Vitreoretinal surgeries, which are performed inside the eye, require a degree of precision and stability that is extremely difficult for the human hand to sustain. A big increase in vitreoretinal diseases, strongly correlated to the aging population, demands the development of new treatments that require even higher levels of precision. A potential new treatment for retinal vein occlusions, for example, would involve inserting a needle into a vein as thin as a human hair and holding it still for about 10 minutes—a task that would be virtually impossible for even the most skilled surgeons.
Surgeons at the John Radcliffe Hospital in Oxford, England, performed the world’s first robot-assisted vitreoretinal surgery in 2016. They used the PRECEYES Surgical System, a robotic assistant that scales the surgeon’s movements and filters hand tremors to enable unprecedented steadiness and precision.
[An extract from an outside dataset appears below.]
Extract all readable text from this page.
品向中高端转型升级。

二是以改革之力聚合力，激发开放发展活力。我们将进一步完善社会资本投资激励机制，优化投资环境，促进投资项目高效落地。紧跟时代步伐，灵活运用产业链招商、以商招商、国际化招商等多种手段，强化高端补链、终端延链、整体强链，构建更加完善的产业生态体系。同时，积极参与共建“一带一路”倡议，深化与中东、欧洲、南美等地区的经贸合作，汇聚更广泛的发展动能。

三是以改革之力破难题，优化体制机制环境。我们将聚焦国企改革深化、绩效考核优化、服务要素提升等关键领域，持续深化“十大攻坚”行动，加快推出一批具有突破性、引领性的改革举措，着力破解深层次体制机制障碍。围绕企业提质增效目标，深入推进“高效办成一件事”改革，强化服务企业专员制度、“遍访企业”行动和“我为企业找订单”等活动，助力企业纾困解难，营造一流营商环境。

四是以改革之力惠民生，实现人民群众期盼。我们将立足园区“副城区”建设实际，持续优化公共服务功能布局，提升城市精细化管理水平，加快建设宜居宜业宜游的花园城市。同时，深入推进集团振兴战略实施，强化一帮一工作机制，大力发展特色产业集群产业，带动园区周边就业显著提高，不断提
More recently, Preceyes started clinical trials at Rotterdam Eye Hospital. They successfully integrated their newly developed distance sensor in the robot and validated the robot-sensor combination. The sensor measures the distance of an instrument from the retina inside the eye. Providing sensor-based safety and guidance, this approach promises to provide significant safety and performance benefits during demanding retinal surgery. Moreover, it will be a valuable source of data for training and evaluation. Engineers at Preceyes designed and implemented the robot’s control system using Model-Based Design with MATLAB®, Simulink®, and Simulink Real-Time™.
“As a lean startup, it was important for us to achieve a first release quickly without compromising safety, in order to obtain clinical feedback and to build evidence, before designing a final product,” says Maarten Beelen, cofounder and integration manager at Preceyes. “Simulink and Simulink Real-Time enabled us to rapidly design our controller, verify it, implement it on a real-time system, and test it with users. A traditional software development workflow would probably have extended our timeline considerably.”